The “locavore” movement is big, especially in California. With the bounty of food found locally in the Bay Area, living off the land – and sea – is not only possible, but also a delicious exercise. But there’s another, less obvious, revolution brewing here in the Bay Area: the “locavolt” movement. In response to high gasoline and natural gas prices, global warming and an increasingly unstable, scary world, residents more than ever are looking to generate power right in their own homes and neighborhoods with free energy from nature.

Within the next year or so, the Bay Area may bolster its locavolt credentials with a California program that allows local governments to choose power supplies for their constituents. San Francisco, Oakland, Berkeley and Marin County are all investigating a plan that would allow them to stay with Pacific Gas and Electric Co. for billing, distribution and repair service, but allow local elected officials to choose more locally produced green power. In Marin County, for example, the long-term goal is 100 percent renewable energy.

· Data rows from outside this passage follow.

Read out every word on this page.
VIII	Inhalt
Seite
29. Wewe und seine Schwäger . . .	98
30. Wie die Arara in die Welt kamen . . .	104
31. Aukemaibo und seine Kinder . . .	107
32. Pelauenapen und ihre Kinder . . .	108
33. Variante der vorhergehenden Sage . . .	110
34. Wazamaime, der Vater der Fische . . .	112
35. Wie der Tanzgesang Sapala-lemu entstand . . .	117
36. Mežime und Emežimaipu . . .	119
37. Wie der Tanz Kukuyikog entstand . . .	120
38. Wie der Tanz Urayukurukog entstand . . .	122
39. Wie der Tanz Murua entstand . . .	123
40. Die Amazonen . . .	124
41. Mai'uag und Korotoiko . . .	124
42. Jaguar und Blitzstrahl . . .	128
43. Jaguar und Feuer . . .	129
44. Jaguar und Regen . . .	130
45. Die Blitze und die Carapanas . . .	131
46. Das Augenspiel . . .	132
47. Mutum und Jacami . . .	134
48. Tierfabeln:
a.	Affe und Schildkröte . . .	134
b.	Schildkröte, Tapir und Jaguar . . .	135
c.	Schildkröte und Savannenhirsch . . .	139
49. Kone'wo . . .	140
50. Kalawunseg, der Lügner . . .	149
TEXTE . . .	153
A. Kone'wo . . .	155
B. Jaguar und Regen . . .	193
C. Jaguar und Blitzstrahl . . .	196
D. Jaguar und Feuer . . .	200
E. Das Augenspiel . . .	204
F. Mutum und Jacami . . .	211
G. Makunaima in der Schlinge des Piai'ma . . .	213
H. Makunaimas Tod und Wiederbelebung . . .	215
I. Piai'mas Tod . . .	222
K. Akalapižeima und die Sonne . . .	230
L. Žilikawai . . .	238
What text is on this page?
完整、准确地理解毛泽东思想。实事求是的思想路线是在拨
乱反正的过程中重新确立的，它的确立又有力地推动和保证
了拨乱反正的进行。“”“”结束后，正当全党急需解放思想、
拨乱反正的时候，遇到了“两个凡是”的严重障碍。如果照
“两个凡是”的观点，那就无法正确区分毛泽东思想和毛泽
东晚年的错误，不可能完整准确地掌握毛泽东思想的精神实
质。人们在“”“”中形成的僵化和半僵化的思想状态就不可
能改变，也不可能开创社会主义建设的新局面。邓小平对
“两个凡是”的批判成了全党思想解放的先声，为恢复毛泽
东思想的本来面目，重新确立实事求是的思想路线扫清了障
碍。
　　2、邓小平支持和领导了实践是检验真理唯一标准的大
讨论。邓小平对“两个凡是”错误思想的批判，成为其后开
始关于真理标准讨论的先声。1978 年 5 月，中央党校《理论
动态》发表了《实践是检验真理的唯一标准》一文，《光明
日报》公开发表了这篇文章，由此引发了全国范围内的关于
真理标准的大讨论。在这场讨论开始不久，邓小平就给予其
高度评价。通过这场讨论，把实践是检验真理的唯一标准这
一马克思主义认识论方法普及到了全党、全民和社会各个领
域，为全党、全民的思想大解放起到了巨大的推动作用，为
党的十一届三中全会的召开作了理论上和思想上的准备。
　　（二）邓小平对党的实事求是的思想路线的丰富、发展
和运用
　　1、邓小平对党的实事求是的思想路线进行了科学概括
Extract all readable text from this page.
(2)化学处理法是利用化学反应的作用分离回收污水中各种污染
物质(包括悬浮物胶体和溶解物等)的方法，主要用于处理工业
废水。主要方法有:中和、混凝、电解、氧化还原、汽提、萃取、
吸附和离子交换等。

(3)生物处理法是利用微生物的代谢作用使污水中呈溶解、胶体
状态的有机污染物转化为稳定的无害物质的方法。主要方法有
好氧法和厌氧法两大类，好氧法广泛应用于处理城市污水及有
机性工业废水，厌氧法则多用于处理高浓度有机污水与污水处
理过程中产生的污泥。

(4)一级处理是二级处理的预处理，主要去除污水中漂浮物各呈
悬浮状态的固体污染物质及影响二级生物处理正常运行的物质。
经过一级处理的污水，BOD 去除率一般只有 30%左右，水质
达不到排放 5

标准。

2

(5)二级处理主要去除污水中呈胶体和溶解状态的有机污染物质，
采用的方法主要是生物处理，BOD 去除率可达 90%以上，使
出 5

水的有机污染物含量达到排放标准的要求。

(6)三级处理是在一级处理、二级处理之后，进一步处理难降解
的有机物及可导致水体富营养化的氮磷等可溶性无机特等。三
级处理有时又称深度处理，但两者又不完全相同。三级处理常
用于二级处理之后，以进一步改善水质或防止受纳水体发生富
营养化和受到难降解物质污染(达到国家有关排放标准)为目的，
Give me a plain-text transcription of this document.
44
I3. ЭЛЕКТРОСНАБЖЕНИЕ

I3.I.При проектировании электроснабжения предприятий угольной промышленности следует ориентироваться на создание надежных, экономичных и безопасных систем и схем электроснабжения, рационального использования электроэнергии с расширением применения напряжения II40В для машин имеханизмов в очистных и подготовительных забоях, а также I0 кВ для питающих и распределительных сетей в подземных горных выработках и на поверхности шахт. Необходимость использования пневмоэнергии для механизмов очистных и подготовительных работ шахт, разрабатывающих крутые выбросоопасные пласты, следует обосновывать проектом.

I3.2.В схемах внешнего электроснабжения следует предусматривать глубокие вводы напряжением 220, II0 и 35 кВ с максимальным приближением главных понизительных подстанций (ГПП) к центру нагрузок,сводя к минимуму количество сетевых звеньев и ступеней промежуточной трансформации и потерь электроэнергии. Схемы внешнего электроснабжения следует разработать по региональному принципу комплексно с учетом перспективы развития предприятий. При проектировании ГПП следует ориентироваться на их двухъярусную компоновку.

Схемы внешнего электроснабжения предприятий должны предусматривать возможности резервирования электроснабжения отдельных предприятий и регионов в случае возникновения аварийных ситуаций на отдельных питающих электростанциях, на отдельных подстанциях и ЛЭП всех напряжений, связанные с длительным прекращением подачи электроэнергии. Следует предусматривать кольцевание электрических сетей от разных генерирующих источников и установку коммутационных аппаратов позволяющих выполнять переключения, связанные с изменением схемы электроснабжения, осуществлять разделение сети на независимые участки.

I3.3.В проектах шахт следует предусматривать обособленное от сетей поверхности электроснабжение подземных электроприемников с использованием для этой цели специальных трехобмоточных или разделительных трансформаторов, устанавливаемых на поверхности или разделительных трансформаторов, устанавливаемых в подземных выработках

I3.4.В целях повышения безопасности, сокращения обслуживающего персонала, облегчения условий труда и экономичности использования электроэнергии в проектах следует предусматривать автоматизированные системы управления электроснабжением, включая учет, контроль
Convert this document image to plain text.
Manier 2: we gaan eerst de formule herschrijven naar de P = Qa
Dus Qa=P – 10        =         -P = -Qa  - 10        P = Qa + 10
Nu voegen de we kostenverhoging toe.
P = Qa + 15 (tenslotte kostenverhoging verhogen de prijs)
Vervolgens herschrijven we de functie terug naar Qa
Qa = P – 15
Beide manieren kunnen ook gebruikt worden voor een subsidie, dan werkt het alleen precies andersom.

Technology advances in computers, telecommunications, generators, inverters and even cars are all providing locavolts – both newbies and veterans – more tools to harness renewable energy and lead a fairly normal life.

Before long, plug-in hybrid cars in California will be able to serve as mini power generators for homes and store renewable energy from solar photovoltaic systems or small wind turbines. Plug-in hybrids also may help balance out a smarter electricity grid capable of easily sending power back and forth between generators and consumers, much like we send and receive e-mails on the Internet today.

There are many factions of locavolts. Boulder, Colo., and New York City represent the urban high-tech crowd, as does Silicon Valley. At the other extreme are folks in rural areas installing small wind turbines (not the giant machines in wind farms, but the small ones).

What about T. Boone Pickens and his massive $4 billion investment in wind power? Is he a locavolt, too? Purists would say no, but if one takes a broad national perspective, one could argue that giant wind farms sporting machines over 300 feet tall is still promoting home-grown energy, albeit Texas-style.